Shannon looked at me with a furrowed brow and asked what I meant. It was term that she hadn’t heard before that afternoon. I proceeded to explain that in the tabletops gaming world, when game designers and publishers include a narrative facet to a game that doesn’t actually have any bearing on the competitive or strategic aspects of the game, it’s often referred to as “flavor text.” In other words, text is added as “flavor” to the game. They make the gaming experience more interesting or flavorful for the players, but in the end, they don’t add anything mechanically substantial to the game itself. 

Over the years, I’ve come to the perspective that when people read our passage today that they see it as flavor text. When you read the whole story of Jesus’ birth, we have strong main characters like Jesus and Mary. The center of the action is around their dilemma. Joseph and the inn keeper are the supporting cast, as you need both of them for the story to progress.
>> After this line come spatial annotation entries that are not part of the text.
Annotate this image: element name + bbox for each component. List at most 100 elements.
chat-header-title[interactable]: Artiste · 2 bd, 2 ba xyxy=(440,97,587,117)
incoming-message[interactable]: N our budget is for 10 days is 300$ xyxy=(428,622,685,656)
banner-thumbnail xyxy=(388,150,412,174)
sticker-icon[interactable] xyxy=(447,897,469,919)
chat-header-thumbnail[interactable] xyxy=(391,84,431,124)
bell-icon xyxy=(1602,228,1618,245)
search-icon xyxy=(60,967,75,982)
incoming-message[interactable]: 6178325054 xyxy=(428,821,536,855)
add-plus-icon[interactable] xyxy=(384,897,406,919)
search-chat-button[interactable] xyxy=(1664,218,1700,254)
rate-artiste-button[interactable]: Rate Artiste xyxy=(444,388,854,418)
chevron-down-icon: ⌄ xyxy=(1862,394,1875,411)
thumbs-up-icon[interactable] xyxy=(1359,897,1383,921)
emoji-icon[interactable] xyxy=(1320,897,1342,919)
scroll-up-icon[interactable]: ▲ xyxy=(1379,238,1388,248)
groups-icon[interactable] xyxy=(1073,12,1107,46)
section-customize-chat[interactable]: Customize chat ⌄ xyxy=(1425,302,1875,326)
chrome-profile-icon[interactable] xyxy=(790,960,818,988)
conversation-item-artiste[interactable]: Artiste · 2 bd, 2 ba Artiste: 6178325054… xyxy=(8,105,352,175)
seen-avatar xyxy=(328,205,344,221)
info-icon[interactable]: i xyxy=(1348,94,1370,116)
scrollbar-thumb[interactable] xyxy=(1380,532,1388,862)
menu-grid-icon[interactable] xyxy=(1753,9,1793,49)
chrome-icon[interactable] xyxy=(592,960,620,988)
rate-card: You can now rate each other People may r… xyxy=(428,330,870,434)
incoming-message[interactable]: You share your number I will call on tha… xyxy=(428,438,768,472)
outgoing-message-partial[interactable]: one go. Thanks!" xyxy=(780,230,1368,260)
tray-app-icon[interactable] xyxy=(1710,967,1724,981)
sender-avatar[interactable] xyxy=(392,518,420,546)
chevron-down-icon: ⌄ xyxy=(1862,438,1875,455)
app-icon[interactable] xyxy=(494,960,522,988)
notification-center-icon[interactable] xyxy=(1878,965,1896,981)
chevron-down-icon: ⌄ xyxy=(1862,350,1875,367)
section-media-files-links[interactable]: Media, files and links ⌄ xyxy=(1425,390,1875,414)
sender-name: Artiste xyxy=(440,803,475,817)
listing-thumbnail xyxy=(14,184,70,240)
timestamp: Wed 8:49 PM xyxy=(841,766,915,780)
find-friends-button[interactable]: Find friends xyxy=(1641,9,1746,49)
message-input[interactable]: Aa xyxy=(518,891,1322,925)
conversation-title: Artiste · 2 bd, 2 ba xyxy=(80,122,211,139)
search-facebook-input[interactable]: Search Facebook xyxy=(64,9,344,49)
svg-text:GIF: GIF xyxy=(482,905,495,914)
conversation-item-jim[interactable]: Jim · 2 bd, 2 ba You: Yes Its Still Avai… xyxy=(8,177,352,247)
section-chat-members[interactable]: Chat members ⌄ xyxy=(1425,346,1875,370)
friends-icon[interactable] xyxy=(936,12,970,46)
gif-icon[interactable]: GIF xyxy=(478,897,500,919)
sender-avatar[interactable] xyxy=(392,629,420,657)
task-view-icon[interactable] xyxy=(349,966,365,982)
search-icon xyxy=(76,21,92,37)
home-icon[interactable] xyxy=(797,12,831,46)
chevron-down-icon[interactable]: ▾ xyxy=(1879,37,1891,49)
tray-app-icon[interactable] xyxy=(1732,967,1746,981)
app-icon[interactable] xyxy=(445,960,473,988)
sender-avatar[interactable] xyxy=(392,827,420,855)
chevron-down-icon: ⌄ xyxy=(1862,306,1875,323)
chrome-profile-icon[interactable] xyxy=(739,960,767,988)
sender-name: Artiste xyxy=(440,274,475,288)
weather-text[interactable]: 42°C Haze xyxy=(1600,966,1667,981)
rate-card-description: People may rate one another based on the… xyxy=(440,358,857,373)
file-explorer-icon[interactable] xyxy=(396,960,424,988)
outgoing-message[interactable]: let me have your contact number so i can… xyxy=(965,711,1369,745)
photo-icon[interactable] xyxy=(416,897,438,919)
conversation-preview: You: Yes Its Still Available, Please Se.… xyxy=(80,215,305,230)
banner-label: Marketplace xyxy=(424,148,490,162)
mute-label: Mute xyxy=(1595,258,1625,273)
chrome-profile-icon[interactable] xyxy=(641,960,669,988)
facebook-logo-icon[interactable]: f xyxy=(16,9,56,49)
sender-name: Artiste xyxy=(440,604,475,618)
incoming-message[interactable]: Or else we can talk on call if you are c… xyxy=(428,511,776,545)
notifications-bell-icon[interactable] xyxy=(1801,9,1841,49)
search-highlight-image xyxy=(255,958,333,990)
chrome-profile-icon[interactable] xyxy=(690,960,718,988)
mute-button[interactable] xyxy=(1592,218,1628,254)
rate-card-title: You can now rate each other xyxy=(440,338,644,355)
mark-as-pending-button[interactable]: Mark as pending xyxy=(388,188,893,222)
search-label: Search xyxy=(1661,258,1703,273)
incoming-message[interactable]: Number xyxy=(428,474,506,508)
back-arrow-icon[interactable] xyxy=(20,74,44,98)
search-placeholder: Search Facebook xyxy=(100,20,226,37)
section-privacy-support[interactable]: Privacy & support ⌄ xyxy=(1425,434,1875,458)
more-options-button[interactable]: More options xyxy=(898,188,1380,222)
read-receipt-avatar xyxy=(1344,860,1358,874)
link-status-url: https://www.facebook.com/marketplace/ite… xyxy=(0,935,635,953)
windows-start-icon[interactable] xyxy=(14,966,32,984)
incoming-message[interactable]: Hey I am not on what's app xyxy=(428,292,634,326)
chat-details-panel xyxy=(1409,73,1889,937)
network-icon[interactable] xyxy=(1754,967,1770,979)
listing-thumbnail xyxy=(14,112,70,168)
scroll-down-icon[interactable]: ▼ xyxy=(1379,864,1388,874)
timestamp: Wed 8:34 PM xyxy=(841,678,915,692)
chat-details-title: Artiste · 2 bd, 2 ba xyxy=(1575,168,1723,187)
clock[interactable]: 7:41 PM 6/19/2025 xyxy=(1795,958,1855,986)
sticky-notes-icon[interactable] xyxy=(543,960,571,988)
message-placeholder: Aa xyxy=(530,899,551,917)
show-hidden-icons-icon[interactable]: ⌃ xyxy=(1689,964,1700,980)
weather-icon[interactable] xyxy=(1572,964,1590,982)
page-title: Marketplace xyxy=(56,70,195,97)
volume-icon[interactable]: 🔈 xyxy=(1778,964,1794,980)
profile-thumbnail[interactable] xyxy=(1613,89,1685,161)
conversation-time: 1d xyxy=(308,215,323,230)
The wise men or Magi (who shouldn’t be at the birth in the first place, due to the distance they would have travelled to get to Bethlehem) are kind of cameo characters who serve their role at the end of the story to validate it for a wider audience. They are important to the story line, but have an auxiliary role that when removed doesn’t distract from the main point. 

Then there are the shepherds and their sheep. Aren’t they cute? We put them in the background of our nativity scenes with their sheep. They are often leaning on a staff and look like teenage boys. We lean our wobbly sheep figurines next to them for support, and that’s pretty much what they become–flavor text to support the larger scene of Jesus’ birth. 
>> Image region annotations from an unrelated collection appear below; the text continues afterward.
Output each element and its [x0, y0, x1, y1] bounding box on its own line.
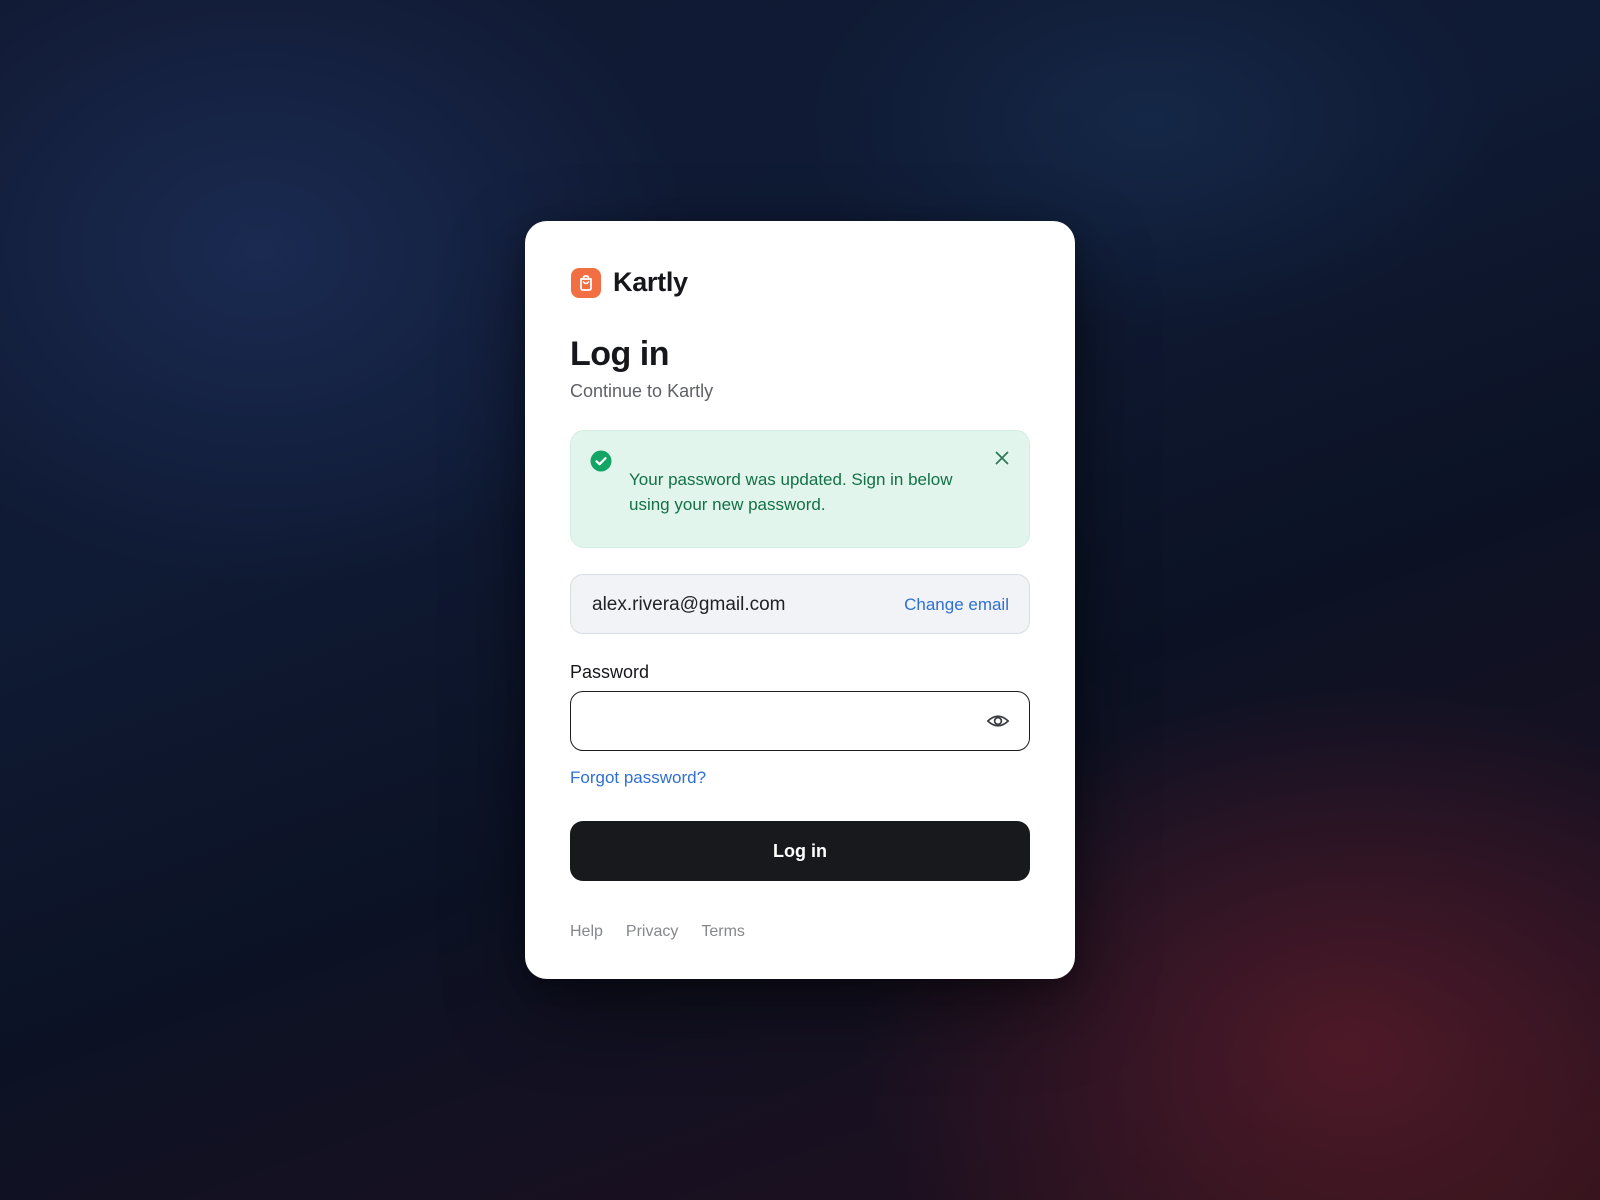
change-email-link[interactable]: Change email [904, 595, 1009, 615]
brand-name: Kartly [613, 267, 688, 297]
login-button[interactable]: Log in [570, 821, 1030, 881]
password-label: Password [570, 662, 650, 682]
close-icon[interactable] [993, 449, 1011, 467]
forgot-password-link[interactable]: Forgot password? [570, 768, 706, 788]
success-alert: Your password was updated. Sign in below… [570, 430, 1030, 548]
email-value: alex.rivera@gmail.com [592, 594, 786, 615]
alert-message: Your password was updated. Sign in below… [629, 470, 953, 514]
brand: Kartly [571, 267, 688, 298]
page-subtitle: Continue to Kartly [570, 381, 714, 401]
eye-icon[interactable] [986, 709, 1010, 733]
page-title: Log in [570, 335, 669, 373]
login-card: Kartly Log in Continue to Kartly Your pa… [525, 221, 1075, 979]
footer-link-terms[interactable]: Terms [701, 923, 745, 941]
shopping-bag-icon [571, 267, 601, 298]
footer-link-privacy[interactable]: Privacy [626, 923, 678, 941]
password-field[interactable] [570, 691, 1030, 751]
password-input[interactable] [589, 706, 963, 738]
email-display: alex.rivera@gmail.com Change email [570, 574, 1030, 634]
check-circle-icon [590, 450, 612, 472]
footer-links: Help Privacy Terms [570, 923, 745, 941]
footer-link-help[interactable]: Help [570, 923, 603, 941]
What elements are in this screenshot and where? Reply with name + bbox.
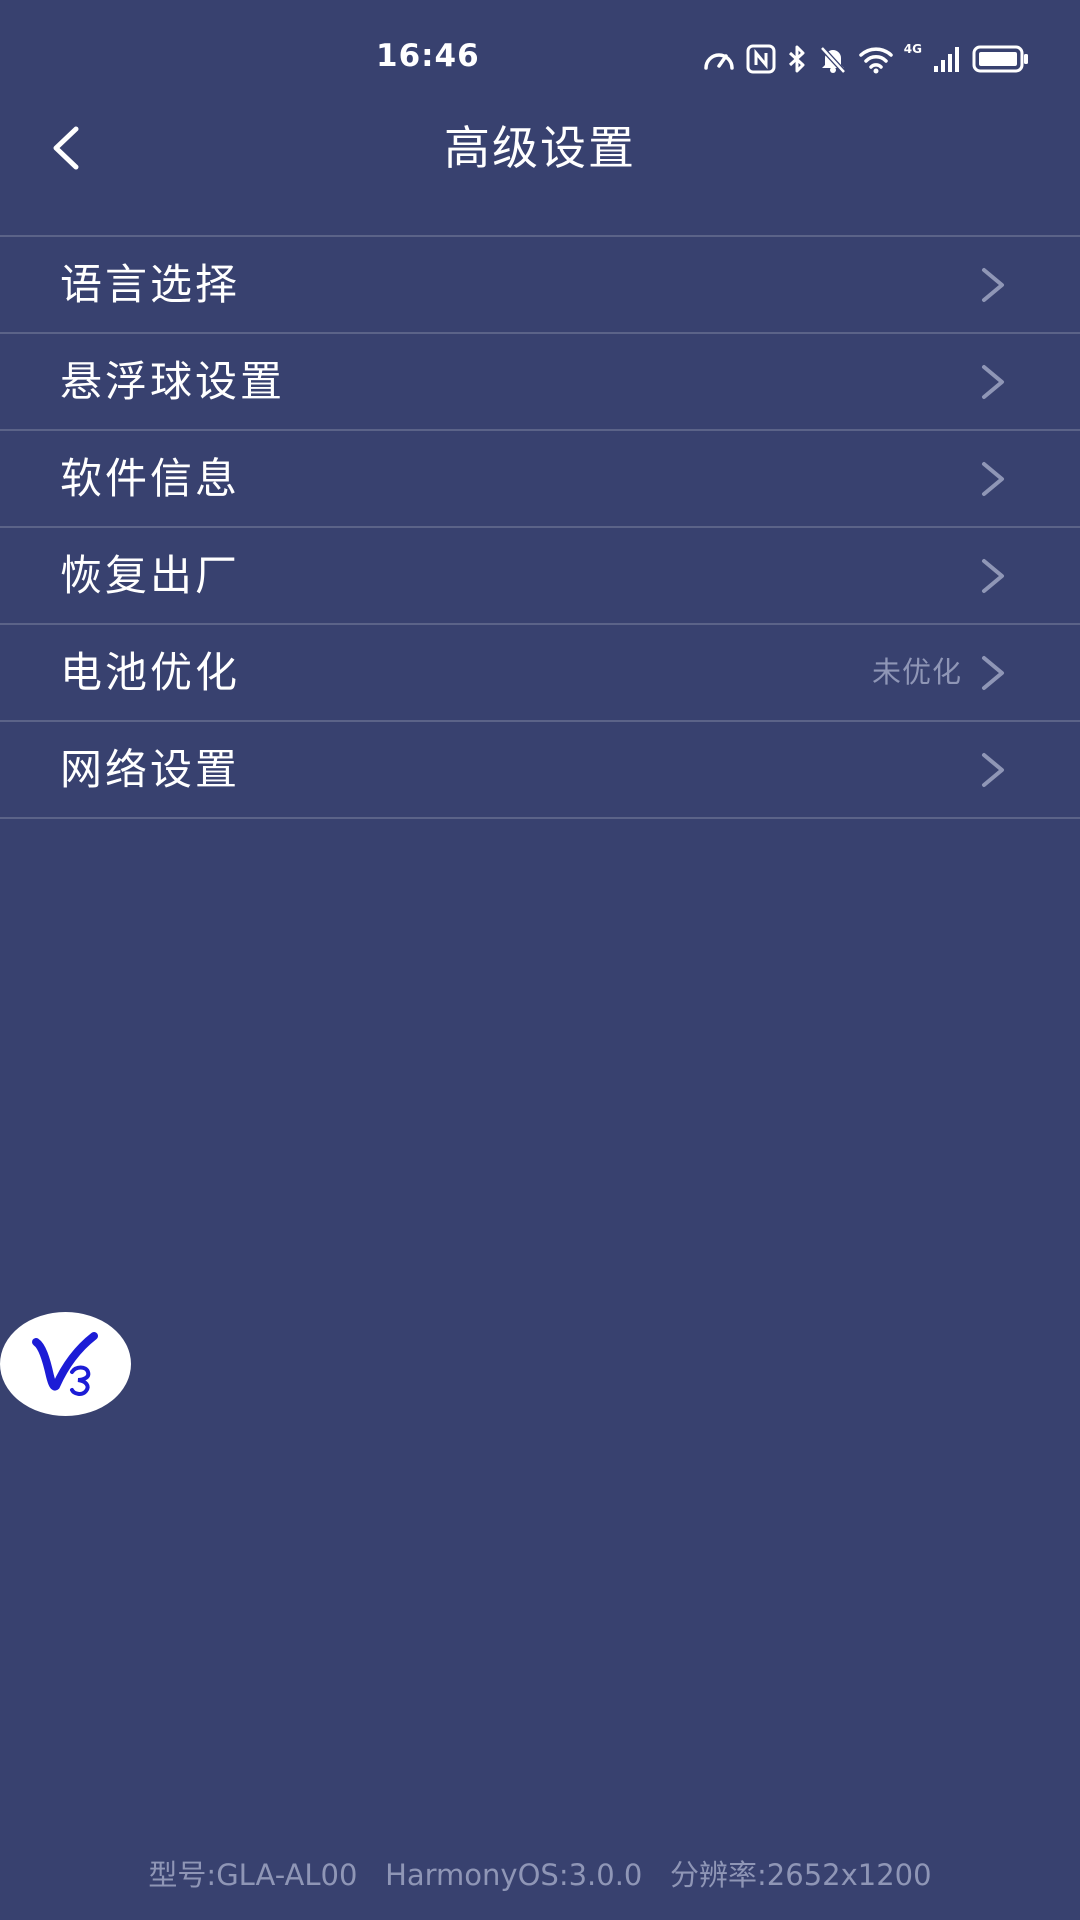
signal-icon — [932, 44, 962, 74]
status-icons: 4G — [702, 42, 1030, 76]
chevron-right-icon — [982, 462, 1004, 496]
settings-item-label: 语言选择 — [60, 260, 241, 309]
chevron-right-icon — [982, 268, 1004, 302]
page-title: 高级设置 — [444, 121, 636, 175]
settings-item-factory-reset[interactable]: 恢复出厂 — [0, 528, 1080, 625]
settings-item-battery-optimization[interactable]: 电池优化 未优化 — [0, 625, 1080, 722]
wifi-icon — [858, 44, 894, 74]
device-info-footer: 型号:GLA-AL00 HarmonyOS:3.0.0 分辨率:2652x120… — [148, 1858, 932, 1892]
settings-item-network[interactable]: 网络设置 — [0, 722, 1080, 819]
app-logo-icon — [31, 1332, 98, 1396]
settings-item-label: 网络设置 — [60, 745, 241, 794]
settings-item-label: 电池优化 — [60, 648, 241, 697]
settings-item-label: 悬浮球设置 — [60, 357, 286, 406]
chevron-right-icon — [982, 559, 1004, 593]
chevron-right-icon — [982, 365, 1004, 399]
bluetooth-icon — [786, 44, 808, 74]
status-time: 16:46 — [376, 38, 480, 74]
floating-ball-button[interactable] — [0, 1312, 131, 1416]
app-root: 16:46 4G 高级设置 语言选择 悬浮球设置 软件信息 恢复出厂 电池优化 … — [0, 0, 1080, 1920]
settings-item-label: 恢复出厂 — [60, 551, 241, 600]
battery-optimization-status: 未优化 — [871, 655, 962, 689]
chevron-right-icon — [982, 753, 1004, 787]
settings-list: 语言选择 悬浮球设置 软件信息 恢复出厂 电池优化 未优化 网络设置 — [0, 235, 1080, 819]
settings-item-software-info[interactable]: 软件信息 — [0, 431, 1080, 528]
settings-item-floating-ball[interactable]: 悬浮球设置 — [0, 334, 1080, 431]
bell-off-icon — [818, 44, 848, 74]
app-header: 高级设置 — [0, 118, 1080, 236]
battery-icon — [972, 44, 1030, 74]
status-bar: 16:46 4G — [0, 0, 1080, 118]
settings-item-language[interactable]: 语言选择 — [0, 237, 1080, 334]
settings-item-label: 软件信息 — [60, 454, 241, 503]
network-type-label: 4G — [903, 42, 922, 56]
chevron-right-icon — [982, 656, 1004, 690]
nfc-icon — [746, 44, 776, 74]
speedometer-icon — [702, 44, 736, 74]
But they are so much more than that in this story. When we consider the humble nature of Christ’s birth and how it’s meant to represent the larger “upside-down” kingdom that Jesus brings into the world, the shepherds’ role in the story takes on a new meaning. They were the locals, who symbolize the common everyday folk that Jesus came to seek out. The shepherds weren’t important. They were laborers who worked for the flock owner and got stuck with the night shift. They didn’t have money, fame, or power. Both the shepherds and their flocks are symbols for the very people Jesus would minister to in about thirty years. In many ways, they are “us” in that story and their presence on the first night of Jesus’ earthly life is significant, because it means that “we” were represented in the story. We didn’t provide safe passage, housing, or honor the new born babe with gifts, but were not just flavor text. We were the ones who marveled, and continue to marvel to this day, at the miracle of God’s birth that night. And, just like the shepherds who, after seeing the Christ-child, went out and shared the news of his birth. In this holy season, how much more are we called to share of Christ’s birth to all those whom we encounter.